3rd Bosniak Member of the Presidency of Bosnia and Herzegovina
- In office 30 March 2001 – 28 October 2002
- Preceded by: Halid Genjac
- Succeeded by: Sulejman Tihić

Prime Minister of Sarajevo Canton
- In office 12 November 1998 – 15 February 2001
- Preceded by: Mustafa Mujezinović
- Succeeded by: Huso Hadžidedić

Member of the House of Representatives
- In office 20 November 2006 – 9 December 2014
- In office 29 December 2000 – 30 March 2001

Personal details
- Born: 8 September 1946 Sarajevo, PR Bosnia and Herzegovina, FPR Yugoslavia
- Died: 16 August 2023 (aged 76) Sarajevo, Bosnia and Herzegovina
- Party: Party for Bosnia and Herzegovina (1996–2023)
- Spouse: Azra Belkić
- Education: University of Sarajevo (BEc)

= Beriz Belkić =

Bosnian politician (1946–2023)

Beriz Belkić (8 September 1946 – 16 August 2023) was a Bosnian politician who served as the 3rd Bosniak member of the Presidency of Bosnia and Herzegovina from 2001 to 2002. He also served as Prime Minister of Sarajevo Canton from 1998 to 2001.

Belkić was a founding member of the Party for Bosnia and Herzegovina. He was elected three times to the national House of Representatives as well.

==Early life and career==
Born in Sarajevo on 8 September 1946, Belkić graduated from the University of Sarajevo Faculty of Economics. He served on various administrative positions, on municipal, cantonal and state level. His first serious political position was that of Prime Minister of Sarajevo Canton, serving from 12 November 1998 until 15 February 2001.
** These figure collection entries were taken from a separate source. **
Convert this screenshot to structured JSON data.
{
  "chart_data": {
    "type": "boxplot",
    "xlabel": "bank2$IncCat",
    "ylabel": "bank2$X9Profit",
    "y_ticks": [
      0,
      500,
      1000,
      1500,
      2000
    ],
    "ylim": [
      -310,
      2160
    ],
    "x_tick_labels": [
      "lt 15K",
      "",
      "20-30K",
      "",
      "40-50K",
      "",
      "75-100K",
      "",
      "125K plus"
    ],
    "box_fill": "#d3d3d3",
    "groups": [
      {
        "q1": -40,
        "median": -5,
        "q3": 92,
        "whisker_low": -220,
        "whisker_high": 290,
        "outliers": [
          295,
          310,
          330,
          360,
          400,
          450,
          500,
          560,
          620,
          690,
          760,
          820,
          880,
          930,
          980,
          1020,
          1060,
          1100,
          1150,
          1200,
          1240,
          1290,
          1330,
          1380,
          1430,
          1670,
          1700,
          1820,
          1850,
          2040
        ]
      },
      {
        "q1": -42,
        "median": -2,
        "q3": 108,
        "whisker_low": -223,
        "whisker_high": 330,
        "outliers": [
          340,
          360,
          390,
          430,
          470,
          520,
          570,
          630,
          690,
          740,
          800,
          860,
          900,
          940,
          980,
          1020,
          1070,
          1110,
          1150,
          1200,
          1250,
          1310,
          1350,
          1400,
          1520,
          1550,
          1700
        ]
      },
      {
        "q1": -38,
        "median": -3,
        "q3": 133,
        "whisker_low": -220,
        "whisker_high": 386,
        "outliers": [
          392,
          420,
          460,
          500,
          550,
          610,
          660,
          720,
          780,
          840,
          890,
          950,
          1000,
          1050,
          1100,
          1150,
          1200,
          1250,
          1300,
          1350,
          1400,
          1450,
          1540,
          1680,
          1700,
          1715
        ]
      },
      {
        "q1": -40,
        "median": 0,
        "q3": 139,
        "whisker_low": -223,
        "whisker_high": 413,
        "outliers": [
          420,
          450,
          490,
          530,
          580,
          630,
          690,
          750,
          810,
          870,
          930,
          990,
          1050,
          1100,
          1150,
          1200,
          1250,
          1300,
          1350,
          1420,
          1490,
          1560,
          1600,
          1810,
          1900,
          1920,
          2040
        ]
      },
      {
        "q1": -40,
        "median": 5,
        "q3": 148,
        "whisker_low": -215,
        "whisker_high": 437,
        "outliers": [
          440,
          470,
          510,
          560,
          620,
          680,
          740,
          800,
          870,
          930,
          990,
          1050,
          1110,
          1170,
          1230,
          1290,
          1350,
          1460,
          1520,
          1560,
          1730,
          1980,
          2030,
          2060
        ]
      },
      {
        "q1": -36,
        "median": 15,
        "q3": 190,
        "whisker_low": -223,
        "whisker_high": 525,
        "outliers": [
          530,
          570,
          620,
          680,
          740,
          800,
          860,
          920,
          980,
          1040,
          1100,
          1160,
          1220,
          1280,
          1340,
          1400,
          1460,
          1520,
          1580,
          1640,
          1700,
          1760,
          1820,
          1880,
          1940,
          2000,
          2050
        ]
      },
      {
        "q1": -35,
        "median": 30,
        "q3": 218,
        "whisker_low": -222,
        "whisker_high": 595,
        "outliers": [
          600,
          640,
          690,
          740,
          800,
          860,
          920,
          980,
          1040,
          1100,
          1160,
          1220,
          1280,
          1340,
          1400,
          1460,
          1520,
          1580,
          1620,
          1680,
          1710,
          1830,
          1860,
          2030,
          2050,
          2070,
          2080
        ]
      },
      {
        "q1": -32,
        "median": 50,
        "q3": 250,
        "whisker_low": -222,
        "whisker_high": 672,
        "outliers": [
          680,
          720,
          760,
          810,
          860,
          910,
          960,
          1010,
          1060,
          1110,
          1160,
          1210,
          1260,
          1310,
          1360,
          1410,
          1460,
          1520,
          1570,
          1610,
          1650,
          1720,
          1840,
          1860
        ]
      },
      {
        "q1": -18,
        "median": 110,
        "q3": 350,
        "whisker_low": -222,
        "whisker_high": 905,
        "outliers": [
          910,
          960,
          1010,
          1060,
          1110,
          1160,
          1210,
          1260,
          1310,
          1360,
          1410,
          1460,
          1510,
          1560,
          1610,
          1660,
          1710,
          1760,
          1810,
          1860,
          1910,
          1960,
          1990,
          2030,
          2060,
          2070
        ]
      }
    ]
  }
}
Following the 2000 parliamentary election, Belkić was elected as a parliament member in the national House of Representatives. On 30 March 2001, he was elected by parliament to replace Halid Genjac as a substitute member of the Presidency of Bosnia and Herzegovina, following the withdrawal of Alija Izetbegović. He was elected back to the House of Representatives in the 2006 general election, serving in parliament until 9 December 2014.

Belkić was a founding member of the Party for Bosnia and Herzegovina in 1996.

==Personal life and death==
Beriz was married to Azra Belkić. They lived in Sarajevo.

Belkić died in Sarajevo on 16 August 2023, at the age of 76. He reportedly suffered a stroke some days prior to his death.